REVIEW: Assignment 4 will initially remind you of Assignment 1, with kids running around singing nursery rhymes like incantations. Instead of an old house, we have a sort of pawn shop with "thousands of triggers", according to Steel. Except the triggers are nothing of the sort, and whatever force is behind the temporal breach, merely uses the store's wares to create confusion - umbrella attacks underscored by the sound of crows, for example. The breach occurred on the second floor as children in old photographs have escaped from those moments in time thanks to a photography expert... without a face (spoiled the cliffhanger!). Photography is used as an overall theme, with Sapphire and Steel getting momentarily frozen in time, as if in a picture, with video effects to support the idea. (And as usual, to make us think one thing is happening before revealing it was something else all along; they are not sent to some photography dimension from which the kids would have exited. The things that go through my head when I'm watching this show. Similarly, the opening scene made me think may the time elements COULD travel in time and this was actually the past. Ah well.)
So an interesting mix of elements, and if there's one to complain about, it's the character of Liz who lives on the third floor. I'm not sure what her deal is (lady of the night?), but through a combination of scriptwriting and acting, her character just isn't believable. She's angry to have Steel barge in, but then is perfectly happy discussing her landlord and even flirting with the gruff time element. The acting is over the top and her reactions none too coherent.

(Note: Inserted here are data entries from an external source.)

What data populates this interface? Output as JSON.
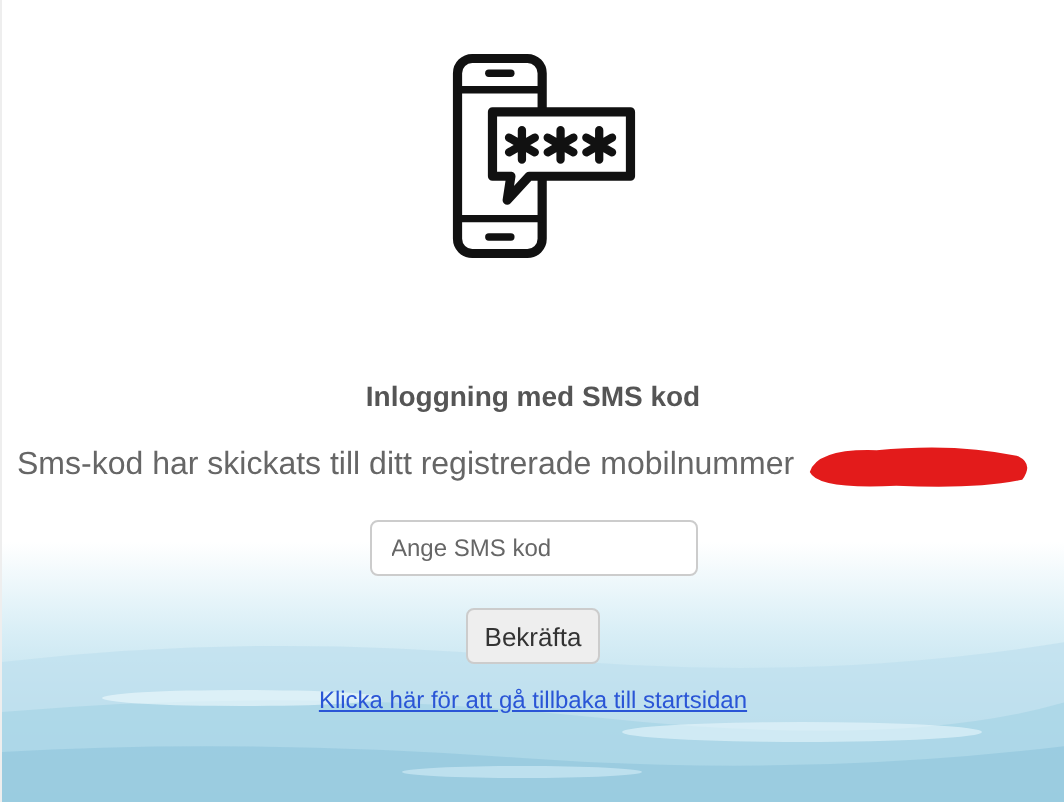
{
  "heading": "Inloggning med SMS kod",
  "message": "Sms-kod har skickats till ditt registrerade mobilnummer",
  "code_field": {
    "placeholder": "Ange SMS kod"
  },
  "confirm_button": "Bekräfta",
  "back_link": "Klicka här för att gå tillbaka till startsidan"
}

The only way I could see Hammond redeeming her is to say she's an escapee from a picture who doesn't know it. But that seems unlikely. If the guest acting lets the episode down, the direction, for its part, is quite strong. The photo-kids seem sepia-colored, and the interplay between shadow and light is striking. Weird warbling on the telepathy though; is that a change? Not one for the better.

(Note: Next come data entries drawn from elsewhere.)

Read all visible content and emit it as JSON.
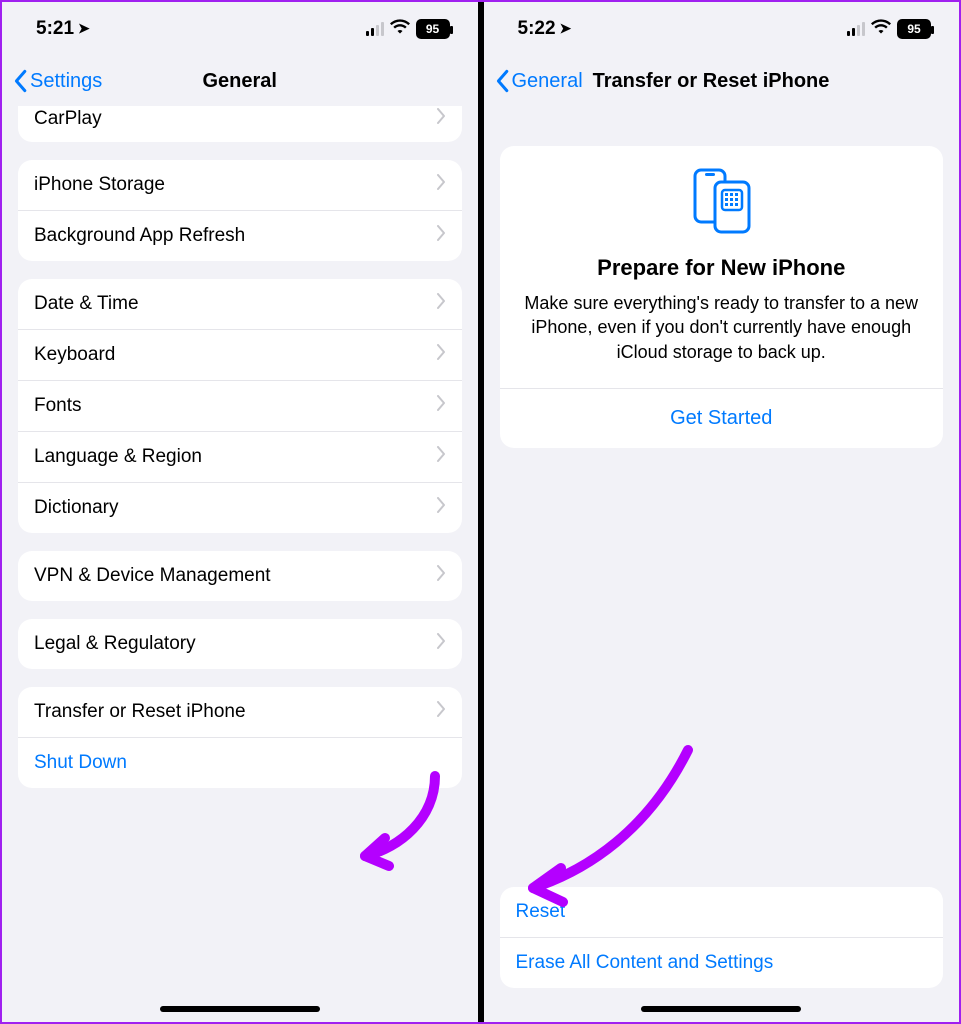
{
  "left": {
    "status": {
      "time": "5:21",
      "battery": "95"
    },
    "nav": {
      "back": "Settings",
      "title": "General"
    },
    "rows": {
      "carplay": "CarPlay",
      "storage": "iPhone Storage",
      "bgrefresh": "Background App Refresh",
      "datetime": "Date & Time",
      "keyboard": "Keyboard",
      "fonts": "Fonts",
      "langregion": "Language & Region",
      "dictionary": "Dictionary",
      "vpn": "VPN & Device Management",
      "legal": "Legal & Regulatory",
      "transfer": "Transfer or Reset iPhone",
      "shutdown": "Shut Down"
    }
  },
  "right": {
    "status": {
      "time": "5:22",
      "battery": "95"
    },
    "nav": {
      "back": "General",
      "title": "Transfer or Reset iPhone"
    },
    "card": {
      "title": "Prepare for New iPhone",
      "body": "Make sure everything's ready to transfer to a new iPhone, even if you don't currently have enough iCloud storage to back up.",
      "cta": "Get Started"
    },
    "actions": {
      "reset": "Reset",
      "erase": "Erase All Content and Settings"
    }
  }
}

We learn a few new things about Sapphire and Steel. I always look forward to this, even if it comes in minute amounts. It seems Steel is frustrated to have to "fix" a temporal breach rather than take more preventative action. But there aren't enough time elements to sit and wait for time breaches to form where triggers might allow them. He'd have the specialists do this kind of work (Lead, Silver), and it's revealed that he and Sapphire are "operators". A sense of the hierarchy, but not much more. Steel also has magnetic power, which he uses to unlock doors.
ON THE OTHER SIDE OF THE VORTEX: J.P. Hammond used a very similar premise - with film instead of photography - in Torchwood's Out of the Rain. The Idiot Lantern is a similar story as well, this time with television instead of stills, but also using the concept of facelessness.

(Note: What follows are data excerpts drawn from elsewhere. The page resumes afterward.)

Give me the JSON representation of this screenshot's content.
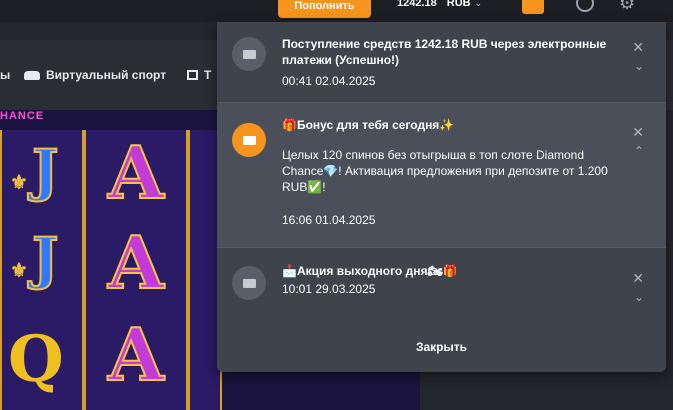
{
  "header": {
    "deposit_label": "Пополнить",
    "balance": "1242.18",
    "currency": "RUB",
    "accent_color": "#f7941d"
  },
  "nav": {
    "items": [
      {
        "label": "ы",
        "icon": ""
      },
      {
        "label": "Виртуальный спорт",
        "icon": "car-icon"
      },
      {
        "label": "Т",
        "icon": "tv-icon"
      }
    ]
  },
  "game": {
    "title_fragment": "HANCE"
  },
  "notifications": {
    "items": [
      {
        "icon": "envelope-icon",
        "title": "Поступление средств 1242.18 RUB через электронные платежи (Успешно!)",
        "body": "",
        "time": "00:41 02.04.2025",
        "expanded": false
      },
      {
        "icon": "envelope-open-icon",
        "title": "🎁Бонус для тебя сегодня✨",
        "body": "Целых 120 спинов без отыгрыша в топ слоте Diamond Chance💎! Активация предложения при депозите от 1.200 RUB✅!",
        "time": "16:06 01.04.2025",
        "expanded": true
      },
      {
        "icon": "envelope-open-icon",
        "title": "📩Акция выходного дня🏍🎁",
        "body": "",
        "time": "10:01 29.03.2025",
        "expanded": false
      }
    ],
    "close_label": "Закрыть"
  }
}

REWATCHABILITY: Medium - Some dodgy acting compromises a good premise and otherwise fine direction.
TECHNICAL SPECS: First aired Jan.27 1981. Officially known as Assignment Four, we will use the title chosen by fan lore.
IN THIS ONE... Kids taken out of old photographs by a faceless man. Sapphire and Steel meet the upstairs tenant.
REVIEW: Assignment 4 will initially remind you of Assignment 1, with kids running around singing nursery rhymes like incantations. Instead of an old house, we have a sort of pawn shop with "thousands of triggers", according to Steel. Except the triggers are nothing of the sort, and whatever force is behind the temporal breach, merely uses the store's wares to create confusion - umbrella attacks underscored by the sound of crows, for example. The breach occurred on the second floor as children in old photographs have escaped from those moments in time thanks to a photography expert... without a face (spoiled the cliffhanger!). Photography is used as an overall theme, with Sapphire and Steel getting momentarily frozen in time, as if in a picture, with video effects to support the idea. (And as usual, to make us think one thing is happening before revealing it was something else all along; they are not sent to some photography dimension from which the kids would have exited. The things that go through my head when I'm watching this show. Similarly, the opening scene made me think may the time elements COULD travel in time and this was actually the past. Ah well.)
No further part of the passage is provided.